Using FAVE extract - JoFrhwld/FAVE GitHub Wiki
Currently, FAVE-extract is set up so that it must be run from the main directory of the FAVE-extract package. To run FAVE-extract, three arguments are required:
- the WAV file containing the speech data,
- the TextGrid file containing the alignments,
- and the name of an output file for the extracted formants.
So, in the directory FAVE-extract
, type:
python bin/extractFormants.py filename.wav filename.TextGrid outputFile
Adjusting Configuration Options
There are many configuration parameters that can alter the behavior of extractFormants.
The user can modify their values by creating a config file; otherwise, default values will be set internally.
You can call the config file anything, but conventionally it will be called config.txt
.
To pass the config options to extractFormants.py
, add +config.txt
to the call.
Any option you set in the config file could also be passed as flags to the call.
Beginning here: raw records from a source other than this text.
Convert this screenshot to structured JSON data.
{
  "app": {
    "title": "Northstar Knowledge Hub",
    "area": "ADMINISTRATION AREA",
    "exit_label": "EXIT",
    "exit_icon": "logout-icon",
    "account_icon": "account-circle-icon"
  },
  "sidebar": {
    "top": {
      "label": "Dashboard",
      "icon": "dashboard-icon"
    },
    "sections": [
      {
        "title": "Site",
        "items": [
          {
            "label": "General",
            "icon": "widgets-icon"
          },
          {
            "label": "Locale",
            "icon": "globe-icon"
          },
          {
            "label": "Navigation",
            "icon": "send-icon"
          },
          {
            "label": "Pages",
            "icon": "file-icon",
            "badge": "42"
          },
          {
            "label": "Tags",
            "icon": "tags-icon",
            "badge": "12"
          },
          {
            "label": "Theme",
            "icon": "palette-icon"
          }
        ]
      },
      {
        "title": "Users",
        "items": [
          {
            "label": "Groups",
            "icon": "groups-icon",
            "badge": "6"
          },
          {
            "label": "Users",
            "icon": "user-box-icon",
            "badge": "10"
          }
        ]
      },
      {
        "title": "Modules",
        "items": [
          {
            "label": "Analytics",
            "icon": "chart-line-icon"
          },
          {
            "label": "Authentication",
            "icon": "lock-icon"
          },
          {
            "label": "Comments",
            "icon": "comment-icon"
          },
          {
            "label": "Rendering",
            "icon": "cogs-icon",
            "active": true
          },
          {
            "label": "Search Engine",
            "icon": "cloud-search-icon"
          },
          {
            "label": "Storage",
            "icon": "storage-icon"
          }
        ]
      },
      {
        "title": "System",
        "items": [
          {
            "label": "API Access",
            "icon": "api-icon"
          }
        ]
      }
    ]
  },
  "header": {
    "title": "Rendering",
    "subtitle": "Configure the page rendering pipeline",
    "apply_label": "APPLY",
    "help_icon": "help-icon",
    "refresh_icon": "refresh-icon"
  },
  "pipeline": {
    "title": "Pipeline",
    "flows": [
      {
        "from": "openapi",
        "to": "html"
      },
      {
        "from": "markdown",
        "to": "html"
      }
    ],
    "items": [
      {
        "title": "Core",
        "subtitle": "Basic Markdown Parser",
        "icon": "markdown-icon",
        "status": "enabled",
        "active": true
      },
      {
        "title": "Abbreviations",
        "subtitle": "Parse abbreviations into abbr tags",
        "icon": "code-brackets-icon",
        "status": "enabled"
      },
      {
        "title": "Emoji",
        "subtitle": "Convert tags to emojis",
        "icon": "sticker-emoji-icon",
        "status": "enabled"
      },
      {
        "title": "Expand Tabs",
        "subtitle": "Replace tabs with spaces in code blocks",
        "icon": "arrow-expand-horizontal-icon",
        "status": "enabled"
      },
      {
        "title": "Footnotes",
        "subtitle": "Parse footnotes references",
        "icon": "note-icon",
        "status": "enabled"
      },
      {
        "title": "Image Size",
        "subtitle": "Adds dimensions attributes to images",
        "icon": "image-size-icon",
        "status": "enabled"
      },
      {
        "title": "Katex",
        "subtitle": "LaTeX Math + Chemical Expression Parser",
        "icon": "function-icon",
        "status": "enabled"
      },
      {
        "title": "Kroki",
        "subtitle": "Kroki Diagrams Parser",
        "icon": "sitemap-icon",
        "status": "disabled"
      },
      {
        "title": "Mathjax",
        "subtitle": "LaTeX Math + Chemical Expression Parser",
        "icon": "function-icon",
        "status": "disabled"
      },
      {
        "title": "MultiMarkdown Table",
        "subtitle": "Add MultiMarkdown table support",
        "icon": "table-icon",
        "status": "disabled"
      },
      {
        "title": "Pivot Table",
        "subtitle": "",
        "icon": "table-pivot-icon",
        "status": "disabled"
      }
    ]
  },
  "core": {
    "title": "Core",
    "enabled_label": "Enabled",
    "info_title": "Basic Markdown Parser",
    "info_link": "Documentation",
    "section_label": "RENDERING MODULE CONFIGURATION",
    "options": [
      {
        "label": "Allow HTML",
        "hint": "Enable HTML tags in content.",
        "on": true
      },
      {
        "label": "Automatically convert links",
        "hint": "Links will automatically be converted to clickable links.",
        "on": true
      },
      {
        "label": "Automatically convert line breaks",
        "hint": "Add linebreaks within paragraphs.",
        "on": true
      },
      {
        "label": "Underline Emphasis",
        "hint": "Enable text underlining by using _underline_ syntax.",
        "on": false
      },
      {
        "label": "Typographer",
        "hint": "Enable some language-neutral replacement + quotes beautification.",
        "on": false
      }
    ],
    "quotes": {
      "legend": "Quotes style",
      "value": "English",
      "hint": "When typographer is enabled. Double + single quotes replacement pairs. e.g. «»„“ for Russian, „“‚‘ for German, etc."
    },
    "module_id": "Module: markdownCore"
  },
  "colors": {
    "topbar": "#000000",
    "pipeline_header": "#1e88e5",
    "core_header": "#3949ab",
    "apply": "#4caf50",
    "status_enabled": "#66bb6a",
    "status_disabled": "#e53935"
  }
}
python bin/extractFormants.py +config.txt filename.wav filename.TextGrid outputFile
The syntax of the config file is as follows:
--flag
value
That is, you should include the specific flag on one line, and any value you want to pass to it on the following line. The config file that currently comes with FAVE reads like so:
--outputFormat
txt
--speechSoftware
Praat
--formantPredictionMethod
mahalanobis
--measurementPointMethod
faav
--nSmoothing
12
--remeasure
--vowelSystem
phila
Taking config file item by item:
--outputFormat
txt
The output format of the data from extract formants should be a tab delimited file.
--speechSoftware
Praat
Use Praat to do the LPC analyses.
--formantPredictionMethod
mahalanobis
Use the mahalanobis method to set the LPC parameters. (Recommended. This is a large part of FAVE's "special sauce".)
--nSmoothing
12
Smooth the formant tracks based on a linear smooth of the 12 adjacent samples.
--remeasure
Re-estimate formant values based on the speaker's own distribution of data (recommended).
--vowelSystem
phila
Recode the CMU transcription assuming a Philadelphia sound system.
Here is a list of all of the configuration parameters that can be set by the user in the config file, along with their possible values and the default value that is set internally. Any parameters without values provided in the value column are True/False flags. If they are present, they trigger the behavior in the description column. If they are absent, they don't.
Parameter | Value: default (other) | Description |
---|---|---|
--candidates |
Return all candidate measurements in output | |
--case |
upper (lower ) |
Return word transcriptions in specified case. |
--covariances |
covs.txt |
covariances, required for mahalanobis method |
--formantPredictionMethod |
mahalanobis (default ) |
Formant prediction method |
--maxFormant |
5000 |
changed if using mahalanobis method |
--means |
means.txt |
mean values, required for mahalanobis method |
--measurementPointMethod |
faav (fourth, third, mid, lennig, anae, maxint ) |
Method for determining measurement point |
--minVowelDuration |
0.05 |
Minimum duration in seconds, below which vowels won't be analyzed. |
--multipleFiles |
Interpret positional arguments as files of listed .wav, .txt and output files. | |
--nFormants |
5 |
Specify the order of the LPC analysis to be conducted |
--noOutputHeader |
Don't include output header in text output. | |
--nSmoothing |
12 |
Specifies the number of samples to be used for the smoothing of the formant tracks. |
--onlyMeasureStressed |
Only measure stressed vowels | |
--outputFormat |
txt (text, plotnik, Plotnik, plt, both ) |
Output format. Tab delimited file, plotnik file, or both. |
--preEmphasis |
50 |
The cut-off value in Hz for the application of a 6 dB/octave low-pass filter. |
--phoneset |
cmu_phoneset.txt |
|
--pickle |
save vowel measurement information as a picklefile | |
--remeasurement |
A second pass is performed on the data, using the speaker's own system as the base of comparison for the Mahalanobis distance | |
--removeStopWords |
Don't measure vowels in stop words. | |
--speechSoftware |
praat (praat, Praat, esps, ESPS ) |
The speech software program to be used for LPC analysis. |
--speaker |
... |
*.speaker file, if used |
--stopWords |
... |
Words to be excluded from measurement |
--stopWordsFile |
... |
file containing words to exclude from analysis |
--tracks |
Write full formant tracks. | |
--vowelSystem |
NorthAmerican (phila, Phila, PHILA, simplifiedARPABET ) |
If set to Phila, a number of vowels will be reclassified to reflect the phonemic distinctions of the Philadelphia vowel system. |
--verbose |
verbose output. useful for debugging | |
--windowSize |
`0.025 | In sec, the size of the Gaussian window to be used for LPC analysis. |
Default stopwords are:
"AND", "BUT", "FOR", "HE",
"HE'S", "HUH", "I", "I'LL",
"I'M", "IS", "IT", "IT'S", "ITS",
"MY", "OF", "OH", "SHE", "SHE'S",
"THAT", "THE", "THEM", "THEN", "THERE",
"THEY", "THIS", "UH", "UM", "UP",
"WAS", "WE", "WERE", "WHAT", "YOU"